La loi finance 2026 instaure la Facture Électronique Normalisée
Une réforme majeure pour lutter contre la fraude à la TVA et renforcer les finances publiques.
A partir de l'exercice 2026, votre commerce pourrait devenir illégal… sans que vous le sachiez. Une simple vente, un service rendu, un reçu oublié… et soudain, vous risquez une amende équivalente à toute votre transaction, voire plus. On vous explique.
Le Gabon active une réforme silencieuse mais redoutable : la facture électronique normalisée devient progressivement obligatoire pour tous les acteurs économiques.

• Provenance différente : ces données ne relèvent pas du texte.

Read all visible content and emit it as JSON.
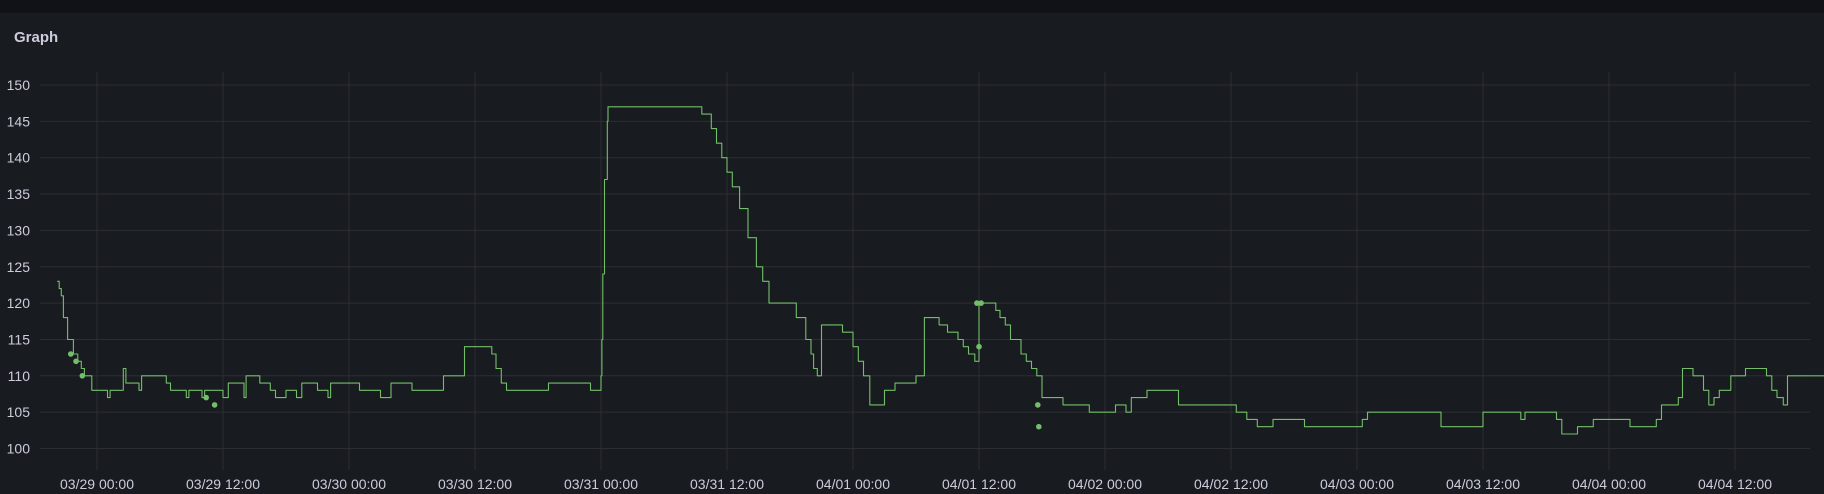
{
  "panel": {
    "title": "Graph"
  },
  "colors": {
    "series": "#73bf69",
    "grid": "#2c2e33",
    "background": "#181b1f"
  },
  "chart_data": {
    "type": "line",
    "title": "Graph",
    "xlabel": "",
    "ylabel": "",
    "xlim": [
      "03/28 20:12",
      "04/04 23:36"
    ],
    "ylim": [
      96,
      152
    ],
    "grid": true,
    "legend": "none",
    "yticks": [
      100,
      105,
      110,
      115,
      120,
      125,
      130,
      135,
      140,
      145,
      150
    ],
    "xticks": [
      "03/29 00:00",
      "03/29 12:00",
      "03/30 00:00",
      "03/30 12:00",
      "03/31 00:00",
      "03/31 12:00",
      "04/01 00:00",
      "04/01 12:00",
      "04/02 00:00",
      "04/02 12:00",
      "04/03 00:00",
      "04/03 12:00",
      "04/04 00:00",
      "04/04 12:00"
    ],
    "series": [
      {
        "type": "step",
        "points": [
          [
            "03/28 20:12",
            123
          ],
          [
            "03/28 20:24",
            122
          ],
          [
            "03/28 20:36",
            121
          ],
          [
            "03/28 20:48",
            118
          ],
          [
            "03/28 21:12",
            115
          ],
          [
            "03/28 21:45",
            113
          ],
          [
            "03/28 22:10",
            112
          ],
          [
            "03/28 22:30",
            111
          ],
          [
            "03/28 22:48",
            110
          ],
          [
            "03/28 23:30",
            108
          ],
          [
            "03/29 01:00",
            107
          ],
          [
            "03/29 01:15",
            108
          ],
          [
            "03/29 02:30",
            111
          ],
          [
            "03/29 02:45",
            109
          ],
          [
            "03/29 04:00",
            108
          ],
          [
            "03/29 04:15",
            110
          ],
          [
            "03/29 06:36",
            109
          ],
          [
            "03/29 07:00",
            108
          ],
          [
            "03/29 08:30",
            107
          ],
          [
            "03/29 08:45",
            108
          ],
          [
            "03/29 10:00",
            107
          ],
          [
            "03/29 10:15",
            108
          ],
          [
            "03/29 12:00",
            107
          ],
          [
            "03/29 12:30",
            109
          ],
          [
            "03/29 14:00",
            107
          ],
          [
            "03/29 14:12",
            110
          ],
          [
            "03/29 15:30",
            109
          ],
          [
            "03/29 16:30",
            108
          ],
          [
            "03/29 17:00",
            107
          ],
          [
            "03/29 18:00",
            108
          ],
          [
            "03/29 19:00",
            107
          ],
          [
            "03/29 19:30",
            109
          ],
          [
            "03/29 21:00",
            108
          ],
          [
            "03/29 22:00",
            107
          ],
          [
            "03/29 22:15",
            109
          ],
          [
            "03/30 01:00",
            108
          ],
          [
            "03/30 03:00",
            107
          ],
          [
            "03/30 04:00",
            109
          ],
          [
            "03/30 06:00",
            108
          ],
          [
            "03/30 09:00",
            110
          ],
          [
            "03/30 11:00",
            114
          ],
          [
            "03/30 13:36",
            113
          ],
          [
            "03/30 14:00",
            111
          ],
          [
            "03/30 14:30",
            109
          ],
          [
            "03/30 15:00",
            108
          ],
          [
            "03/30 19:00",
            109
          ],
          [
            "03/30 23:00",
            108
          ],
          [
            "03/31 00:00",
            110
          ],
          [
            "03/31 00:05",
            115
          ],
          [
            "03/31 00:10",
            124
          ],
          [
            "03/31 00:20",
            137
          ],
          [
            "03/31 00:36",
            145
          ],
          [
            "03/31 00:40",
            147
          ],
          [
            "03/31 09:36",
            146
          ],
          [
            "03/31 10:30",
            144
          ],
          [
            "03/31 11:00",
            142
          ],
          [
            "03/31 11:30",
            140
          ],
          [
            "03/31 12:00",
            138
          ],
          [
            "03/31 12:30",
            136
          ],
          [
            "03/31 13:12",
            133
          ],
          [
            "03/31 14:00",
            129
          ],
          [
            "03/31 14:48",
            125
          ],
          [
            "03/31 15:24",
            123
          ],
          [
            "03/31 16:00",
            120
          ],
          [
            "03/31 18:36",
            118
          ],
          [
            "03/31 19:30",
            115
          ],
          [
            "03/31 20:00",
            113
          ],
          [
            "03/31 20:15",
            111
          ],
          [
            "03/31 20:36",
            110
          ],
          [
            "03/31 21:00",
            117
          ],
          [
            "03/31 23:00",
            116
          ],
          [
            "04/01 00:00",
            114
          ],
          [
            "04/01 00:30",
            112
          ],
          [
            "04/01 01:00",
            110
          ],
          [
            "04/01 01:36",
            106
          ],
          [
            "04/01 03:00",
            108
          ],
          [
            "04/01 04:00",
            109
          ],
          [
            "04/01 06:00",
            110
          ],
          [
            "04/01 06:48",
            118
          ],
          [
            "04/01 08:12",
            117
          ],
          [
            "04/01 09:00",
            116
          ],
          [
            "04/01 10:00",
            115
          ],
          [
            "04/01 10:30",
            114
          ],
          [
            "04/01 11:00",
            113
          ],
          [
            "04/01 11:36",
            112
          ],
          [
            "04/01 12:00",
            120
          ],
          [
            "04/01 13:36",
            119
          ],
          [
            "04/01 14:00",
            118
          ],
          [
            "04/01 14:30",
            117
          ],
          [
            "04/01 15:00",
            115
          ],
          [
            "04/01 16:00",
            113
          ],
          [
            "04/01 16:30",
            112
          ],
          [
            "04/01 17:00",
            111
          ],
          [
            "04/01 17:30",
            110
          ],
          [
            "04/01 18:00",
            107
          ],
          [
            "04/01 20:00",
            106
          ],
          [
            "04/01 22:30",
            105
          ],
          [
            "04/02 01:00",
            106
          ],
          [
            "04/02 02:00",
            105
          ],
          [
            "04/02 02:30",
            107
          ],
          [
            "04/02 04:00",
            108
          ],
          [
            "04/02 07:00",
            106
          ],
          [
            "04/02 12:30",
            105
          ],
          [
            "04/02 13:30",
            104
          ],
          [
            "04/02 14:30",
            103
          ],
          [
            "04/02 16:00",
            104
          ],
          [
            "04/02 19:00",
            103
          ],
          [
            "04/03 00:30",
            104
          ],
          [
            "04/03 01:00",
            105
          ],
          [
            "04/03 08:00",
            103
          ],
          [
            "04/03 12:00",
            105
          ],
          [
            "04/03 15:36",
            104
          ],
          [
            "04/03 16:00",
            105
          ],
          [
            "04/03 19:00",
            104
          ],
          [
            "04/03 19:30",
            102
          ],
          [
            "04/03 21:00",
            103
          ],
          [
            "04/03 22:30",
            104
          ],
          [
            "04/04 02:00",
            103
          ],
          [
            "04/04 04:30",
            104
          ],
          [
            "04/04 05:00",
            106
          ],
          [
            "04/04 06:36",
            107
          ],
          [
            "04/04 07:00",
            111
          ],
          [
            "04/04 08:00",
            110
          ],
          [
            "04/04 09:00",
            108
          ],
          [
            "04/04 09:30",
            106
          ],
          [
            "04/04 10:00",
            107
          ],
          [
            "04/04 10:30",
            108
          ],
          [
            "04/04 11:36",
            110
          ],
          [
            "04/04 13:00",
            111
          ],
          [
            "04/04 15:00",
            110
          ],
          [
            "04/04 15:30",
            108
          ],
          [
            "04/04 16:00",
            107
          ],
          [
            "04/04 16:36",
            106
          ],
          [
            "04/04 17:00",
            110
          ],
          [
            "04/04 21:36",
            111
          ],
          [
            "04/04 23:24",
            110
          ],
          [
            "04/04 23:36",
            109
          ]
        ]
      },
      {
        "type": "points",
        "points": [
          [
            "03/28 21:30",
            113
          ],
          [
            "03/28 22:00",
            112
          ],
          [
            "03/28 22:36",
            110
          ],
          [
            "03/29 10:24",
            107
          ],
          [
            "03/29 11:12",
            106
          ],
          [
            "04/01 11:48",
            120
          ],
          [
            "04/01 12:12",
            120
          ],
          [
            "04/01 12:00",
            114
          ],
          [
            "04/01 17:36",
            106
          ],
          [
            "04/01 17:42",
            103
          ]
        ]
      }
    ]
  }
}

Derrière cette décision, un objectif clair : mettre fin aux pratiques opaques, traquer la fraude fiscale, booster les recettes publiques et reprendre le contrôle total de chaque franc qui circule. Mais pour les entreprises et les commerçants, le compte à rebours est lancé… et les sanctions ne laisseront aucune seconde chance.
En effet, à partir de l’entrée en vigueur de la loi de finances 2026, toute opération commerciale réalisée par une personne physique ou morale assujettie à l’impôt ou à la TVA devra obligatoirement être accompagnée d’une facture électronique normalisée, émise à l’aide d’un dispositif de facturation homologué par la Direction Générale des Impôts (DGI), conformément au décret n°0536/PR du 29 décembre 2025.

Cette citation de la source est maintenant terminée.